München – Die Fußball-WM in Katar war, schon lange bevor der erste Ball gerollt ist, ein Politikum. Die Arbeitsbedingungen im Wüstenstaat sowie die restriktiven Gesetze gegenüber andersdenkenden beziehungsweise -lebenden Menschen wurde immer wieder angeprangert. Da ist die Debatte um die „One Love“-Binde, die derzeit durch den deutschen Medienwald rauscht, nur die Spitze des Eisbergs.
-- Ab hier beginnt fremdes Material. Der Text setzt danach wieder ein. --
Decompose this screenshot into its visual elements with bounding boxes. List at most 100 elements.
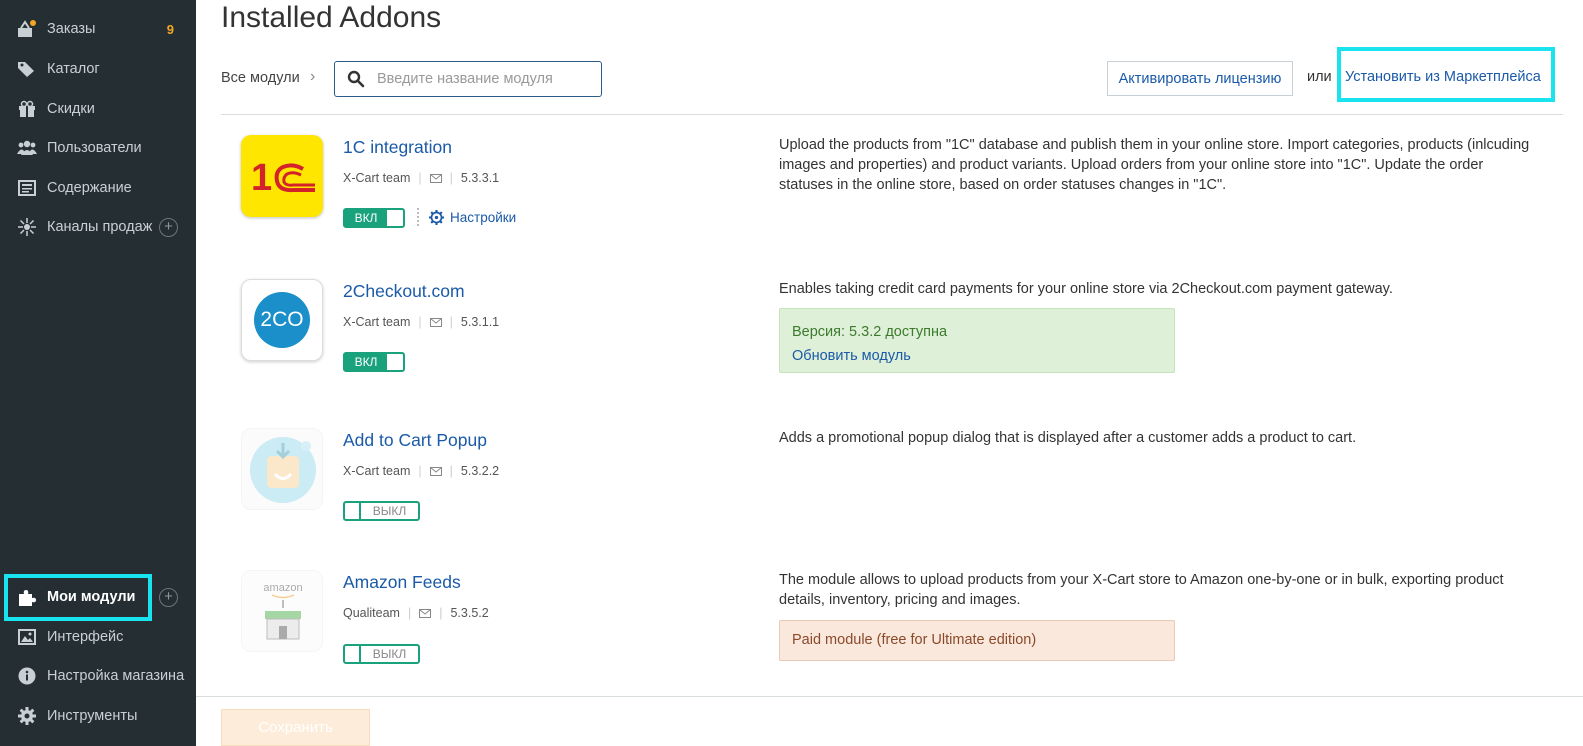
addon-settings-link[interactable]: Настройки xyxy=(417,208,516,226)
addon-version: 5.3.1.1 xyxy=(460,315,500,329)
addon-meta: Qualiteam | | 5.3.5.2 xyxy=(343,606,489,620)
mail-icon[interactable] xyxy=(429,173,442,183)
channels-icon xyxy=(17,217,37,237)
separator: | xyxy=(407,606,412,620)
addon-logo-1c: 1 xyxy=(241,135,323,217)
addon-author: Qualiteam xyxy=(343,606,400,620)
page-title: Installed Addons xyxy=(221,1,442,34)
divider xyxy=(221,114,1563,115)
addon-name-link[interactable]: Add to Cart Popup xyxy=(343,430,487,451)
addon-meta: X-Cart team | | 5.3.2.2 xyxy=(343,464,499,478)
addon-description: Adds a promotional popup dialog that is … xyxy=(779,430,1357,446)
sidebar-item-store-settings[interactable]: Настройка магазина xyxy=(0,656,196,696)
addon-name-link[interactable]: 1C integration xyxy=(343,137,452,158)
divider xyxy=(196,696,1583,697)
mail-icon[interactable] xyxy=(429,317,442,327)
addon-name-link[interactable]: 2Checkout.com xyxy=(343,281,465,302)
sidebar-item-label: Инструменты xyxy=(47,708,138,724)
separator: | xyxy=(449,464,453,478)
settings-label: Настройки xyxy=(450,209,517,225)
sidebar-item-label: Каналы продаж xyxy=(47,219,153,235)
sidebar-item-sales-channels[interactable]: Каналы продаж + xyxy=(0,207,196,247)
activate-license-button[interactable]: Активировать лицензию xyxy=(1107,61,1293,96)
chevron-right-icon: › xyxy=(310,68,316,85)
separator: | xyxy=(418,315,422,329)
sidebar-item-content[interactable]: Содержание xyxy=(0,168,196,208)
update-notice: Версия: 5.3.2 доступна Обновить модуль xyxy=(779,308,1175,373)
logo-text: 2CO xyxy=(254,292,310,348)
sidebar-item-users[interactable]: Пользователи xyxy=(0,128,196,168)
sidebar-item-interface[interactable]: Интерфейс xyxy=(0,617,196,657)
toggle-knob xyxy=(345,503,361,519)
addon-toggle[interactable]: ВЫКЛ xyxy=(343,644,420,664)
svg-text:1: 1 xyxy=(251,157,272,199)
separator: | xyxy=(449,315,453,329)
gear-icon xyxy=(17,706,37,726)
orders-icon xyxy=(17,19,37,39)
toggle-label: ВЫКЛ xyxy=(372,504,407,518)
gear-icon xyxy=(429,209,444,225)
sidebar-item-label: Каталог xyxy=(47,61,100,77)
mail-icon[interactable] xyxy=(419,608,432,618)
mail-icon[interactable] xyxy=(429,466,442,476)
sidebar-item-label: Заказы xyxy=(47,21,96,37)
sidebar-item-discounts[interactable]: Скидки xyxy=(0,89,196,129)
addon-version: 5.3.3.1 xyxy=(460,171,500,185)
addon-logo-amazon: amazon xyxy=(241,570,323,652)
or-label: или xyxy=(1307,69,1332,85)
update-module-link[interactable]: Обновить модуль xyxy=(792,344,1162,368)
highlight-my-modules xyxy=(4,574,152,621)
add-module-button[interactable]: + xyxy=(159,587,178,607)
separator: | xyxy=(418,171,422,185)
sidebar-item-label: Пользователи xyxy=(47,140,142,156)
breadcrumb-all-modules[interactable]: Все модули xyxy=(221,70,300,86)
toggle-label: ВКЛ xyxy=(345,354,387,370)
separator: | xyxy=(418,464,422,478)
separator: | xyxy=(439,606,443,620)
main-content: Installed Addons Все модули › Активирова… xyxy=(196,0,1583,746)
addon-logo-cart-popup xyxy=(241,428,323,510)
orders-count-badge: 9 xyxy=(166,21,174,37)
toggle-knob xyxy=(345,646,361,662)
highlight-marketplace xyxy=(1337,47,1555,102)
addon-author: X-Cart team xyxy=(343,464,411,478)
update-version-text: Версия: 5.3.2 доступна xyxy=(792,324,948,340)
sidebar-item-catalog[interactable]: Каталог xyxy=(0,49,196,89)
search-box xyxy=(334,61,602,97)
sidebar-item-orders[interactable]: Заказы 9 xyxy=(0,9,196,49)
tags-icon xyxy=(17,59,37,79)
separator: | xyxy=(449,171,453,185)
addon-toggle[interactable]: ВКЛ xyxy=(343,352,405,372)
users-icon xyxy=(17,138,37,158)
add-channel-button[interactable]: + xyxy=(159,217,178,237)
addon-toggle[interactable]: ВКЛ xyxy=(343,208,405,228)
addon-version: 5.3.2.2 xyxy=(460,464,500,478)
info-icon xyxy=(17,666,37,686)
addon-author: X-Cart team xyxy=(343,315,411,329)
addon-author: X-Cart team xyxy=(343,171,411,185)
content-icon xyxy=(17,178,37,198)
search-icon xyxy=(347,70,365,88)
gift-icon xyxy=(17,99,37,119)
addon-toggle[interactable]: ВЫКЛ xyxy=(343,501,420,521)
addon-description: Upload the products from "1C" database a… xyxy=(779,137,1530,193)
sidebar: Заказы 9 Каталог Скидки Пользователи Сод… xyxy=(0,0,196,746)
toggle-label: ВЫКЛ xyxy=(372,647,407,661)
image-icon xyxy=(17,627,37,647)
addon-name-link[interactable]: Amazon Feeds xyxy=(343,572,461,593)
paid-module-notice: Paid module (free for Ultimate edition) xyxy=(779,620,1175,661)
addon-description: The module allows to upload products fro… xyxy=(779,572,1504,608)
divider xyxy=(417,208,419,226)
toggle-label: ВКЛ xyxy=(345,210,387,226)
addon-description: Enables taking credit card payments for … xyxy=(779,281,1393,297)
addon-meta: X-Cart team | | 5.3.3.1 xyxy=(343,171,499,185)
module-search-input[interactable] xyxy=(377,71,597,87)
sidebar-item-label: Интерфейс xyxy=(47,629,124,645)
sidebar-item-label: Содержание xyxy=(47,180,132,196)
addon-logo-2checkout: 2CO xyxy=(241,279,323,361)
logo-text: amazon xyxy=(263,582,302,594)
sidebar-item-label: Настройка магазина xyxy=(47,668,185,684)
sidebar-item-label: Скидки xyxy=(47,101,95,117)
sidebar-item-tools[interactable]: Инструменты xyxy=(0,696,196,736)
save-button[interactable]: Сохранить xyxy=(221,709,370,746)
Weil die europäischen Spitzen-Fußballverbände kurzfristig einen Rückzieher gemacht haben, als von der FIFA Konsequenzen beim Tragen der Binde angedroht wurde, hagelte es Kritik. Jüngst beendete sogar der Supermarktriese Rewe die Zusammenarbeit mit dem DFB. Auch prominente Namen äußerten sich zu der Thematik. Moderator Elton hob beispielsweise die mutige Haltung der iranischen Nationalmannschaft hervor und wertete somit die Entscheidung der europäischen Verbände ab. Genauso sah es auch CSU-Chef Markus Söder. Der bekam jedoch nicht so viel virtuellen Applaus wie Elton.

„One Love“-Debatte: Söder ätzt gegen die europäischen Fußballverbände

Aber was war passiert. Ministerpräsident Söder postete am Montagnachmittag, kurz nach dem England-Iran-Spiel, auf Twitter folgendes Statement: „Die #Iraner haben heute bei der WM unglaublich großen Mut gezeigt. Solche Courage stünde auch den europäischen Fußballverbänden gut zu Gesicht. #OneLove.“ Die iranische Nationalmannschaft hatte geschlossen auf das Singen der Nationalhymne verzichtet, um ein auf die Aufstände im eigenen Land hinzuweisen. Eine Haltung, die den Spielern möglicherweise harte Konsequenzen in ihrem Heimatland einbringen könnte. Dagegen wäre ein Punktabzug oder eine Gelbe Karte beim Tragen der „One Love“-Binde nur eine vergleichsweise milde Strafe, impliziert Söder.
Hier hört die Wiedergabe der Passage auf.